Солнце зашло, начался отлив, и кормовая часть судна высоко поднималась над песчаной отмелью, отделявшейся от берега узким мелким заливчиком. Я перешел вброд заливчик, и когда очутился у кормы, она поразила меня своей неожиданной величиной. Такое впечатление производит любое судно, когда оно извлечено из родной ему стихии. Особенно в потёмках. Два полусгнивших каната спускались с кормы и чуть раскачивались ветром. Оба они могли свободно выдержать тяжесть одного человека.
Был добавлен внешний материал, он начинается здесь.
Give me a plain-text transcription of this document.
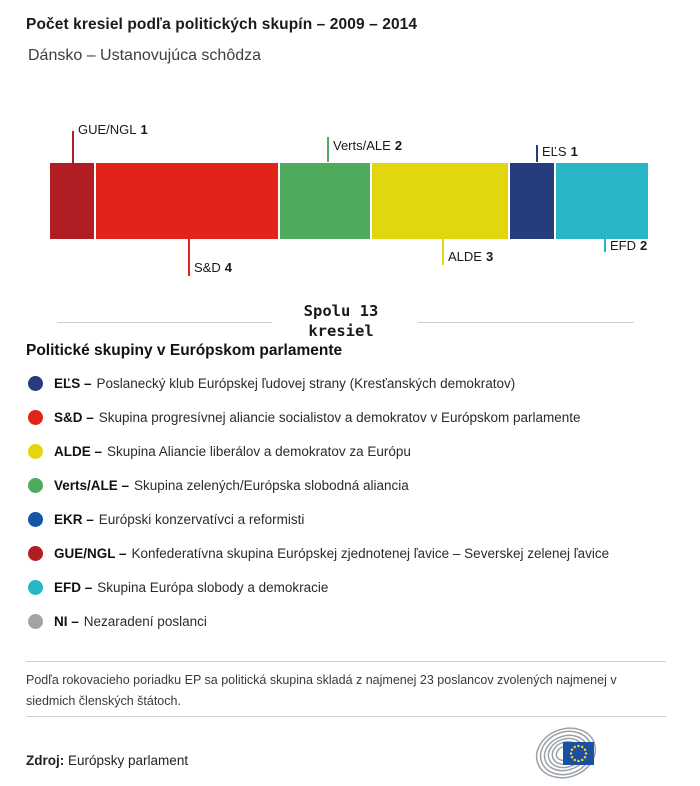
Počet kresiel podľa politických skupín – 2009 – 2014
Dánsko – Ustanovujúca schôdza
GUE/NGL 1
S&D 4
Verts/ALE 2
ALDE 3
EĽS 1
EFD 2
Spolu 13
kresiel
Politické skupiny v Európskom parlamente
EĽS – Poslanecký klub Európskej ľudovej strany (Kresťanských demokratov)
S&D – Skupina progresívnej aliancie socialistov a demokratov v Európskom parlamente
ALDE – Skupina Aliancie liberálov a demokratov za Európu
Verts/ALE – Skupina zelených/Európska slobodná aliancia
EKR – Európski konzervatívci a reformisti
GUE/NGL – Konfederatívna skupina Európskej zjednotenej ľavice – Severskej zelenej ľavice
EFD – Skupina Európa slobody a demokracie
NI – Nezaradení poslanci
Podľa rokovacieho poriadku EP sa politická skupina skladá z najmenej 23 poslancov zvolených najmenej v siedmich členských štátoch.
Zdroj: Európsky parlament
К более тонкому канату я привязал захваченный мной мешок с провизией и бочонок, ухватился обеими руками за более толстый и начал взбираться на корму. Задача оказалась не из легких. Когда же очутился на палубе, то нашел ее более опрятной, чем ожидал. Вследствие наклонного положения кормовой части судна птичий помет скатывался в море.
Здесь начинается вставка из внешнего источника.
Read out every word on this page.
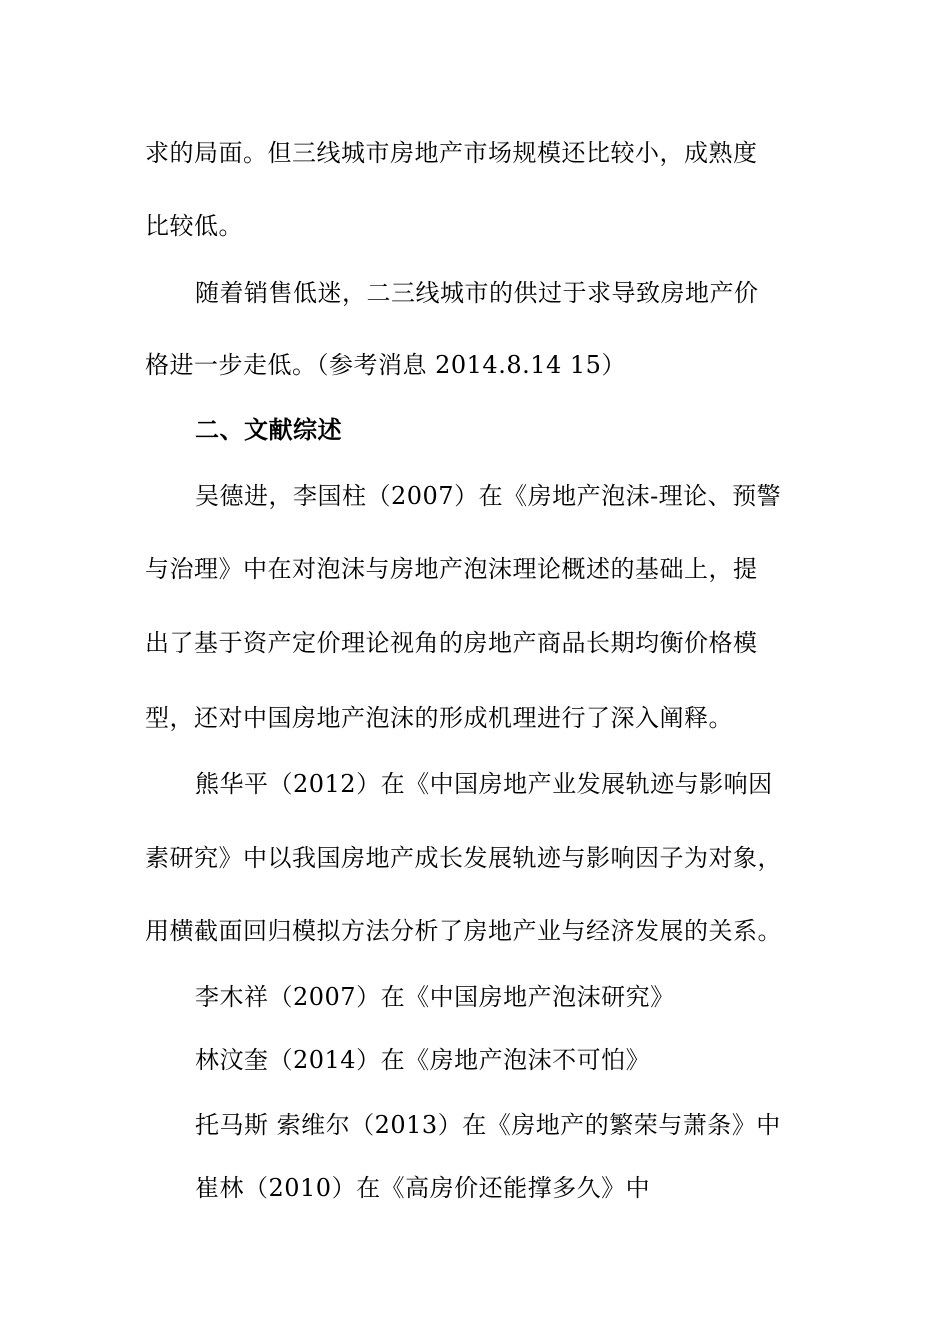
求的局面。但三线城市房地产市场规模还比较小，成熟度
比较低。
随着销售低迷，二三线城市的供过于求导致房地产价
格进一步走低。（参考消息 2014.8.14 15）
二、文献综述
吴德进，李国柱（2007）在《房地产泡沫-理论、预警
与治理》中在对泡沫与房地产泡沫理论概述的基础上，提
出了基于资产定价理论视角的房地产商品长期均衡价格模
型，还对中国房地产泡沫的形成机理进行了深入阐释。
熊华平（2012）在《中国房地产业发展轨迹与影响因
素研究》中以我国房地产成长发展轨迹与影响因子为对象，
用横截面回归模拟方法分析了房地产业与经济发展的关系。
李木祥（2007）在《中国房地产泡沫研究》
林汶奎（2014）在《房地产泡沫不可怕》
托马斯 索维尔（2013）在《房地产的繁荣与萧条》中
崔林（2010）在《高房价还能撑多久》中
Прежде всего заглянул сквозь разбитое окошко в кают-компанию. Бледный лунный свет, проникавший сюда сквозь верхний люк, освещал безотрадную картину полного разрушения. Огромный стол, занимавший всю середину каюты, целиком был занят гнездами бакланов. Птиц встревожил поднятый мною шум, и они беспокойно поднимали голову, испуская жалобные крики. Птицами же были заняты все боковые лари и ящики. Словом, решительно все, начиная с висячей лампы и вплоть до стоявшей у разбитого пианино табуретки, белело птичьими телами, а палуба была густо устлана грудами рыбьих костей и отбросами. Одуряющее зловоние резко ударило в нос.

Раз мне не оказалось места в кают-компании, я отправился на дальнейшие поиски. В конце коридора подошел к маленькой двери и заметил, что она не была плотно закрыта, однако в ее узенькую щель не мог бы пролезть даже буревестник. Когда распахнул эту дверь, то облегченно вздохнул, найдя сухое чистое помещение. Здесь было довольно темно, и через косое окошко только узкая полоса лунного света заливала часть палубы.
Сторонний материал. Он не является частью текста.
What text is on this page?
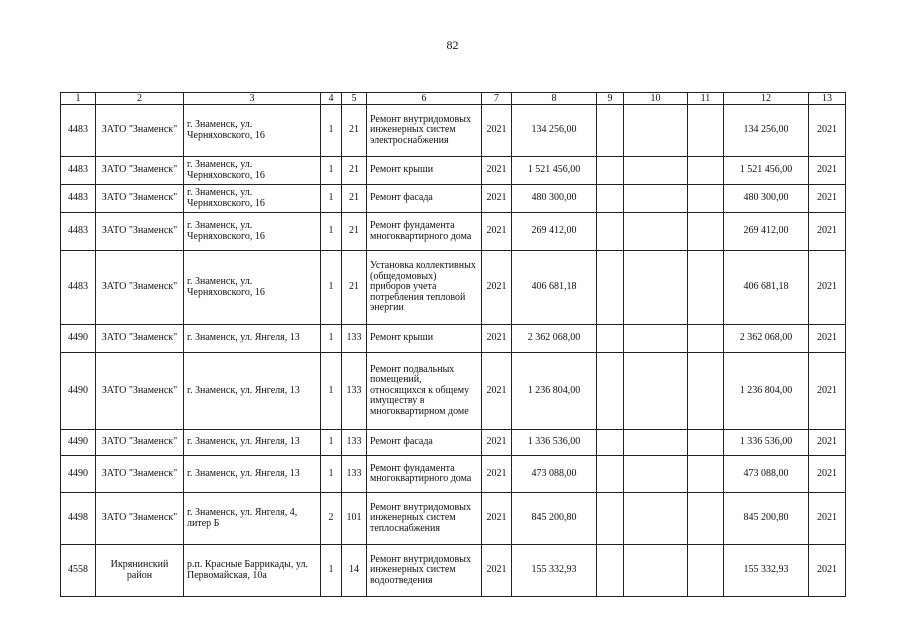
82
1	2	3	4	5	6	7	8	9	10	11	12	13
4483	ЗАТО "Знаменск"	г. Знаменск, ул. Черняховского, 16	1	21	Ремонт внутридомовых инженерных систем электроснабжения	2021	134 256,00				134 256,00	2021
4483	ЗАТО "Знаменск"	г. Знаменск, ул. Черняховского, 16	1	21	Ремонт крыши	2021	1 521 456,00				1 521 456,00	2021
4483	ЗАТО "Знаменск"	г. Знаменск, ул. Черняховского, 16	1	21	Ремонт фасада	2021	480 300,00				480 300,00	2021
4483	ЗАТО "Знаменск"	г. Знаменск, ул. Черняховского, 16	1	21	Ремонт фундамента многоквартирного дома	2021	269 412,00				269 412,00	2021
4483	ЗАТО "Знаменск"	г. Знаменск, ул. Черняховского, 16	1	21	Установка коллективных (общедомовых) приборов учета потребления тепловой энергии	2021	406 681,18				406 681,18	2021
4490	ЗАТО "Знаменск"	г. Знаменск, ул. Янгеля, 13	1	133	Ремонт крыши	2021	2 362 068,00				2 362 068,00	2021
4490	ЗАТО "Знаменск"	г. Знаменск, ул. Янгеля, 13	1	133	Ремонт подвальных помещений, относящихся к общему имуществу в многоквартирном доме	2021	1 236 804,00				1 236 804,00	2021
4490	ЗАТО "Знаменск"	г. Знаменск, ул. Янгеля, 13	1	133	Ремонт фасада	2021	1 336 536,00				1 336 536,00	2021
4490	ЗАТО "Знаменск"	г. Знаменск, ул. Янгеля, 13	1	133	Ремонт фундамента многоквартирного дома	2021	473 088,00				473 088,00	2021
4498	ЗАТО "Знаменск"	г. Знаменск, ул. Янгеля, 4, литер Б	2	101	Ремонт внутридомовых инженерных систем теплоснабжения	2021	845 200,80				845 200,80	2021
4558	Икрянинский район	р.п. Красные Баррикады, ул. Первомайская, 10а	1	14	Ремонт внутридомовых инженерных систем водоотведения	2021	155 332,93				155 332,93	2021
Когда мои глаза несколько свыклись со скудным освещением, я начал постепенно различать находившиеся в каюте предметы. Полный беспорядок: все было перерыто и разворочено очевидно в самый последний момент. Все содержимое комода и сундука было раскидано по полу. У одной стенки стояла койка, у другой был привинчен небольшой письменный стол, под которым валялись два подсвечника с почти целыми свечами. Я прямо набросился на две коробки спичек. Мелькнула тревожная мысль, что спички наверное отсырели, но когда я чиркнул одну из них о коробок, она разом загорелась. На радостях я зажег обе свечки, и стало светло. На палубе валялись измерительные инструменты, мореходные карты, белье, коробки. Койка была в полной исправности, с подушкой, простыней и одеялом.

Я решил занять эту каюту. Быстро пересмотрел все вещи и нашел среди них вместительный термос, пачку чуть затронутого плесенью табаку и две трубки. Затем перенес в каюту бочонок и провизию, закурил трубку и прилег на койку, чтобы хорошенько осмыслить все бурные события этого дня.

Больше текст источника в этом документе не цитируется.